What is `int e^(-x^2)dx`?

Answer 1

`int e^(-x^2) dx = sqrt(pi)/2 "erf"(x) + C`

`=sum_(n=0)^oo (-1)^n/((n!)(2n+1))x^(2n+1) + C`

Explanation:

The error function `"erf"(x)` is defined as follows:

`"erf"(x) = 2/sqrt(pi) int_0^x e^(-t^2) dt`

So `int e^(-x^2) dx = sqrt(pi)/2 "erf"(x) + C`

Can we find out the value of the integral without using this special non-elementary function?

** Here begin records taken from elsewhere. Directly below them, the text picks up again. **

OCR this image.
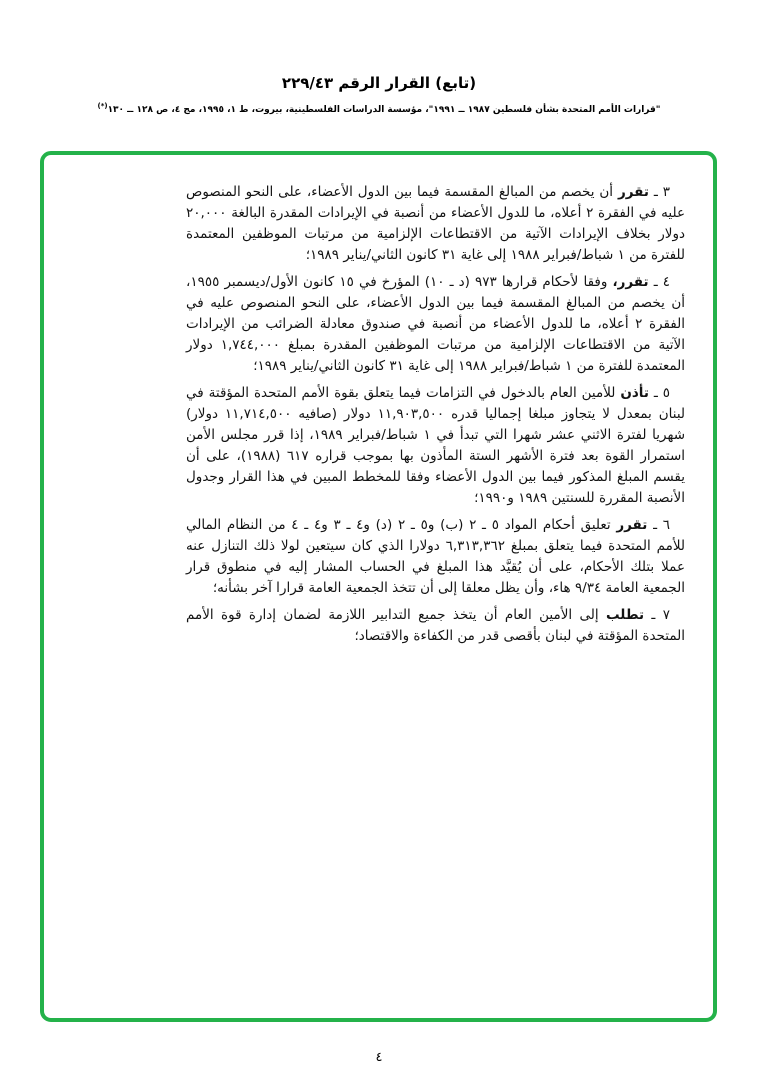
(تابع) القرار الرقم ٢٢٩/٤٣
"قرارات الأمم المتحدة بشأن فلسطين ١٩٨٧ ــ ١٩٩١"، مؤسسة الدراسات الفلسطينية، بيروت، ط ١، ١٩٩٥، مج ٤، ص ١٢٨ ــ ١٣٠(*)

٣ ـ تقرر أن يخصم من المبالغ المقسمة فيما بين الدول الأعضاء، على النحو المنصوص عليه في الفقرة ٢ أعلاه، ما للدول الأعضاء من أنصبة في الإيرادات المقدرة البالغة ٢٠,٠٠٠ دولار بخلاف الإيرادات الآتية من الاقتطاعات الإلزامية من مرتبات الموظفين المعتمدة للفترة من ١ شباط/فبراير ١٩٨٨ إلى غاية ٣١ كانون الثاني/يناير ١٩٨٩؛

٤ ـ تقرر، وفقا لأحكام قرارها ٩٧٣ (د ـ ١٠) المؤرخ في ١٥ كانون الأول/ديسمبر ١٩٥٥، أن يخصم من المبالغ المقسمة فيما بين الدول الأعضاء، على النحو المنصوص عليه في الفقرة ٢ أعلاه، ما للدول الأعضاء من أنصبة في صندوق معادلة الضرائب من الإيرادات الآتية من الاقتطاعات الإلزامية من مرتبات الموظفين المقدرة بمبلغ ١,٧٤٤,٠٠٠ دولار المعتمدة للفترة من ١ شباط/فبراير ١٩٨٨ إلى غاية ٣١ كانون الثاني/يناير ١٩٨٩؛

٥ ـ تأذن للأمين العام بالدخول في التزامات فيما يتعلق بقوة الأمم المتحدة المؤقتة في لبنان بمعدل لا يتجاوز مبلغا إجماليا قدره ١١,٩٠٣,٥٠٠ دولار (صافيه ١١,٧١٤,٥٠٠ دولار) شهريا لفترة الاثني عشر شهرا التي تبدأ في ١ شباط/فبراير ١٩٨٩، إذا قرر مجلس الأمن استمرار القوة بعد فترة الأشهر الستة المأذون بها بموجب قراره ٦١٧ (١٩٨٨)، على أن يقسم المبلغ المذكور فيما بين الدول الأعضاء وفقا للمخطط المبين في هذا القرار وجدول الأنصبة المقررة للسنتين ١٩٨٩ و١٩٩٠؛

٦ ـ تقرر تعليق أحكام المواد ٥ ـ ٢ (ب) و٥ ـ ٢ (د) و٤ ـ ٣ و٤ ـ ٤ من النظام المالي للأمم المتحدة فيما يتعلق بمبلغ ٦,٣١٣,٣٦٢ دولارا الذي كان سيتعين لولا ذلك التنازل عنه عملا بتلك الأحكام، على أن يُقيَّد هذا المبلغ في الحساب المشار إليه في منطوق قرار الجمعية العامة ٩/٣٤ هاء، وأن يظل معلقا إلى أن تتخذ الجمعية العامة قرارا آخر بشأنه؛

٧ ـ تطلب إلى الأمين العام أن يتخذ جميع التدابير اللازمة لضمان إدارة قوة الأمم المتحدة المؤقتة في لبنان بأقصى قدر من الكفاءة والاقتصاد؛

٤
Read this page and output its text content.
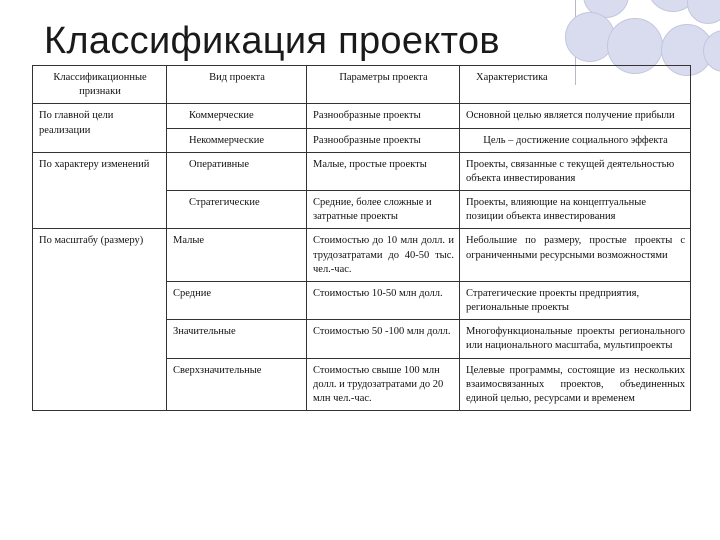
Классификация проектов
Классификационные признаки	Вид проекта	Параметры проекта	Характеристика
По главной цели реализации	Коммерческие	Разнообразные проекты	Основной целью является получение прибыли
	Некоммерческие	Разнообразные проекты	Цель – достижение социального эффекта
По характеру изменений	Оперативные	Малые, простые проекты	Проекты, связанные с текущей деятельностью объекта инвестирования
	Стратегические	Средние, более сложные и затратные проекты	Проекты, влияющие на концептуальные позиции объекта инвестирования
По масштабу (размеру)	Малые	Стоимостью до 10 млн долл. и трудозатратами до 40-50 тыс. чел.-час.	Небольшие по размеру, простые проекты с ограниченными ресурсными возможностями
	Средние	Стоимостью 10-50 млн долл.	Стратегические проекты предприятия, региональные проекты
	Значительные	Стоимостью 50 -100 млн долл.	Многофункциональные проекты регионального или национального масштаба, мультипроекты
	Сверхзначительные	Стоимостью свыше 100 млн долл. и трудозатратами до 20 млн чел.-час.	Целевые программы, состоящие из нескольких взаимосвязанных проектов, объединенных единой целью, ресурсами и временем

We can at least express it in terms of a power series:

`e^t = sum_(n=0)^oo t^n/(n!)`

Substituting `t = -x^2` we get:

`e^(-x^2) = sum_(n=0)^oo (-1)^n/(n!)x^(2n)`

So:

`int e^(-x^2) dx = int (sum_(n=0)^oo (-1)^n/(n!)x^(2n)) dx`

`=sum_(n=0)^oo (-1)^n/((n!)(2n+1))x^(2n+1) + C`

Hence the power series for `"erf"(x)` is simply given by:

`"erf"(x) = 2/sqrt(pi) sum_(n=0)^oo (-1)^n/((n!)(2n+1))x^(2n+1)`

since `"erf"(x)` is the integral from `0` to `x` and this sum is `0` when `x = 0`.